Aqui vemos como nossos pensamentos realmente não são os pensamentos de Deus e como Ele costuma nos pedir coisas que são contrárias a mentalidade humana carnal e distorcida pelo pecado. A intenção do texto acima citado não é que oremos para que o nosso ofensor receba bênçãos, mas que oremos para que ele seja alcançado pela graça de Deus, seja para que receba o dom gratuito da salvação, seja para que, se crente for, receba o quebrantamento quem vem do Espírito Santo a fim de receber a transformação em seu caráter, gerando crescimento, maturidade e libertação do engano do inimigo, bem como para que Deus trate da situação em Seu tempo e da Sua forma. Deus quer que vejamos não os erros cometidos, mas a necessidade do ofensor de receber a graça de Deus para a sua salvação ou restauração e, assim fazendo, o Espírito Santo transforma o ódio em amor, mudando a nossa mente, produzindo misericórdia e compaixão em nosso coração. Trata-se, portanto, de ver a ofensa e o ofensor da perspectiva de Deus e não da nossa, a fim de nos protegermos da raiz de amargura e quebrar o poder que a ofensa tem de determinar nossos pensamentos, reações e comportamentos. Quando não oramos pelo nosso ofensor, damos poder a ele, permitindo que nossas ações sejam moldadas pela ofensa que ele praticou (cf. HUNT, June, Op. cit., p. 146-150).
O texto nos exorta a praticar a postura acima descrita em Mt 5:44-48 para que sejamos, de fato, filhos de Deus e perfeitos, como perfeito é nosso Pai celestial. A palavra grega “teleios”, traduzida como “perfeito” não está aqui no sentido de “sem defeitos”, mas no sentido de “maduro”, “aperfeiçoado”, “completo”, “adulto e maduro na mente, no entendimento, no conhecimento da verdade, na fé e na virtude cristã”, bem como a palavra “huios” traduzida como “filho” é a palavra para descrever o “filho maduro e adulto” (cf. Bíblia de Estudo Palavras-Chave.
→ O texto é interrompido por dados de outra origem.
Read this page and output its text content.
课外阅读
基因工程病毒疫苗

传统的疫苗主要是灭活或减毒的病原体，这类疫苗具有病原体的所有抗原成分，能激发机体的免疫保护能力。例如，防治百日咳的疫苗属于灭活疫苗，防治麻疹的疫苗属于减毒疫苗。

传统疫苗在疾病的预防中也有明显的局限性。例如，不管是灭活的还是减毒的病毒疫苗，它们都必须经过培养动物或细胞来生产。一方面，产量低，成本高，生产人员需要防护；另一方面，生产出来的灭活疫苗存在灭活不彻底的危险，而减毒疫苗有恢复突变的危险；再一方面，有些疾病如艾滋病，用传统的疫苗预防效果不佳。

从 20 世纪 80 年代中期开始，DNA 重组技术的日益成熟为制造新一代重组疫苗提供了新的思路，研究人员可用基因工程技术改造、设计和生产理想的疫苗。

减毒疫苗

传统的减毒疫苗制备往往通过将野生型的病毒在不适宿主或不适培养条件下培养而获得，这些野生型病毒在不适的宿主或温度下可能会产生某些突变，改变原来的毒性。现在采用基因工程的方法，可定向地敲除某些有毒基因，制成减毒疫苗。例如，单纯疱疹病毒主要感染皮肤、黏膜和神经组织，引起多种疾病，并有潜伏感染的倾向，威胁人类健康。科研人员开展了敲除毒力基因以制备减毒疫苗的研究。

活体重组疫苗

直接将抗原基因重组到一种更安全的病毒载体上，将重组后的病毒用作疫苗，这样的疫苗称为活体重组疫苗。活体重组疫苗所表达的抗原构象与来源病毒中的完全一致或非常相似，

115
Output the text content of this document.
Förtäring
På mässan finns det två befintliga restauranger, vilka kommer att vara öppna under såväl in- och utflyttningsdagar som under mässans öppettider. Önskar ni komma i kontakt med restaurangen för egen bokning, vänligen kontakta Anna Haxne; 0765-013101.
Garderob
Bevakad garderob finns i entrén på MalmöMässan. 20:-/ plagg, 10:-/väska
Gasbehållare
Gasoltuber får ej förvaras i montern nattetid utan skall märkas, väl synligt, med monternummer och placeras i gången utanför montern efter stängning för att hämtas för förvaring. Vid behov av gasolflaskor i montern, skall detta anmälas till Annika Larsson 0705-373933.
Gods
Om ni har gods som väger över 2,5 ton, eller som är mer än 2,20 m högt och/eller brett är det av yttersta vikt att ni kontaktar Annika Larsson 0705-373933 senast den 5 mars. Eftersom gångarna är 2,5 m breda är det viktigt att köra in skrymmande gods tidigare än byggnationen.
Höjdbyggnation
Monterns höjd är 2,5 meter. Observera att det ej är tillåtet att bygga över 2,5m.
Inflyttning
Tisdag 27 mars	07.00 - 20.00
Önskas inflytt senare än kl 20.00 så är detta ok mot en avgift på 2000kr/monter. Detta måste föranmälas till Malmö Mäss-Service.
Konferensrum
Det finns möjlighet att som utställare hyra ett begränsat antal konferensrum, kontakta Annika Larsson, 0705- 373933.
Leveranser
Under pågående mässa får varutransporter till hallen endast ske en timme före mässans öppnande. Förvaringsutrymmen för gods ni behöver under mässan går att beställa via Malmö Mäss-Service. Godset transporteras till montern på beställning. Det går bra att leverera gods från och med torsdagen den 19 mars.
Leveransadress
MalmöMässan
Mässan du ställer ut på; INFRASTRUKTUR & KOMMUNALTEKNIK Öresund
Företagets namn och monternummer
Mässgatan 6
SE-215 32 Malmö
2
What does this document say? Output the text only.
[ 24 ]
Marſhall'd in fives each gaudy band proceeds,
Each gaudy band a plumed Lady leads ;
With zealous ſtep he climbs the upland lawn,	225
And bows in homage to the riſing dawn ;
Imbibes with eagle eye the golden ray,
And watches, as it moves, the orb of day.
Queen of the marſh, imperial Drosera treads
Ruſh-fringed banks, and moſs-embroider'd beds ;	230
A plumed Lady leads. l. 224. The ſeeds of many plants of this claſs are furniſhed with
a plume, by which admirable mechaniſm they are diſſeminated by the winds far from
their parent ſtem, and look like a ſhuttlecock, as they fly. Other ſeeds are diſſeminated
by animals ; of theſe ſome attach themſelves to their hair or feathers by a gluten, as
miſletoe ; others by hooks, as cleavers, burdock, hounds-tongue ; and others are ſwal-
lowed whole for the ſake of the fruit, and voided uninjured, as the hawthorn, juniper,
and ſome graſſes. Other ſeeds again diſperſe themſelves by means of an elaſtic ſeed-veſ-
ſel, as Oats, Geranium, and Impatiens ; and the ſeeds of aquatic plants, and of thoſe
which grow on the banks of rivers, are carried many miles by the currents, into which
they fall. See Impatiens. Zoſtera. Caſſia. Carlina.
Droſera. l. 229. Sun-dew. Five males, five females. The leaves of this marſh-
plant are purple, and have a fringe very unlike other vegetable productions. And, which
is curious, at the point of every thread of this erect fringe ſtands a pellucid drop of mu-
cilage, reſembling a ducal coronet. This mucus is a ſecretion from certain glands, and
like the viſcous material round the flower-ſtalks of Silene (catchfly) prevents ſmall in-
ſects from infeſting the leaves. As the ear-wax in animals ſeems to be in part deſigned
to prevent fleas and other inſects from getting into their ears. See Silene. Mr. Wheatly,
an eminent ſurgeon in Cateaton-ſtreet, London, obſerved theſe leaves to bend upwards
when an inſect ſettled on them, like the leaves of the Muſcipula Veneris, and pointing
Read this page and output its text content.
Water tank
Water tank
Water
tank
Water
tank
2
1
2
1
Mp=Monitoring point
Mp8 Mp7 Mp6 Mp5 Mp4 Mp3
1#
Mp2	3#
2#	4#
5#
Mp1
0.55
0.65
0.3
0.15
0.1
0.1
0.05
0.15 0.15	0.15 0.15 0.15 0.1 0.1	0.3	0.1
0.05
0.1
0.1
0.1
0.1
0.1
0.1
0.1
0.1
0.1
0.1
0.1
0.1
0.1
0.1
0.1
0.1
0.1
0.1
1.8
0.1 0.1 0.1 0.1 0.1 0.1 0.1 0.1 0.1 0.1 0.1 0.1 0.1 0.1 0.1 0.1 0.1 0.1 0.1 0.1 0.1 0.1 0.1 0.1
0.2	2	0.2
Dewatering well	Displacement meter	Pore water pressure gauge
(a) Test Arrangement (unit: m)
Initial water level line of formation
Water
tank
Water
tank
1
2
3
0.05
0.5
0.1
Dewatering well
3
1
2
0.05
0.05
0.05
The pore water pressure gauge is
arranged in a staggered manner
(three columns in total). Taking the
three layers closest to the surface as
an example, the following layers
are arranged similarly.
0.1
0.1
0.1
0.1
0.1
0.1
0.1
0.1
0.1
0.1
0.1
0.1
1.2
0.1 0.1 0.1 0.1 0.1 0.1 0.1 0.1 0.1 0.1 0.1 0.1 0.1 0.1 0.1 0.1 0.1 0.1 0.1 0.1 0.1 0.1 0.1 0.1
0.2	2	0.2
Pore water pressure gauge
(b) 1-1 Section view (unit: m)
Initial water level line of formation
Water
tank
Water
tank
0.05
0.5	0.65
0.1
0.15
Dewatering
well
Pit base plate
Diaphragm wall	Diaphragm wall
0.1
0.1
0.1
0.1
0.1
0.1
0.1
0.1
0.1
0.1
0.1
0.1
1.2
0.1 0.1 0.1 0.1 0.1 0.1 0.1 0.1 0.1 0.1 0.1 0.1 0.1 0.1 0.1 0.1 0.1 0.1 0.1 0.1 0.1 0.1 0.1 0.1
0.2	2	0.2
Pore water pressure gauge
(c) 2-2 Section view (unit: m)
São Paulo: CPAD, 2011, p. 2422-2423 e 2434-2435), o que reforça ainda mais o argumento de que as ofensas e tribulações desta vida são um meio de Deus usa e permite que aconteça com a finalidade de cumprir os seus propósitos em nós e maturar e transformar o nosso caráter para que sejamos pacificadores, porque estes são chamados de filhos de Deus (Mt 5:9), além de chegarmos a maturidade no amor, que é o vínculo da perfeição (Cl 3:14), sendo sabedores que o crente precisa continuar semeando, suportando provações e perseguições e que o Pai é galardoador, recompensador daqueles que o buscam, bem como que o céu vindouro é o único lugar em que as injustiças e inadequações serão corrigidas.
e)     Perdoar é um processo que exige de nós sinceridade o suficiente para definirmos a ofensa praticada, bem como a extensão do dano causado. Precisamos definir a ofensa, bem como examinarmos as mágoas específicas resultantes, além de nos dispormos a abandonarmos os sentimentos feridos. Temos de enfrentar esses sentimentos feridos, admitindo-os e não tentando explicá-los ou racionalizá-los, já que explicar não é o mesmo que perdoar. Aqui temos de tomar o cuidado com a falsa ideia de que para perdoar precisamos “necessariamente” confessar os nossos sentimentos negativos diretamente ao nosso ofensor, pois muitas vezes, utilizando-se deste pretexto, escondemos a vontade de nos vingarmos do ofensor, fazendo com que ele se sinta mal pelo que praticou, causando-lhe dor e sofrimento. Acrescente-se que perdão e reconciliação não são coisas idênticas; o perdão é unilateral, é um ato de decisão que depende unicamente do ofendido em renunciar a ofensa; a reconciliação é bilateral, ou seja, é um ato de vontade que depende tanto do ofendido quanto do ofensor em restaurar o relacionamento, o que nem sempre é possível, porque pode ser que não haja condições de relacionamento concreto com o ofensor, contudo, Deus nos pede que perdoemos e entreguemos a Ele a nossa completa disposição para nos reconciliar e a hora exata da reconciliação pertence a Ele (cf. SEAMANDS, David. A Cura das Memórias. São Paulo: Mundo Cristão, 2007, p. 130-131).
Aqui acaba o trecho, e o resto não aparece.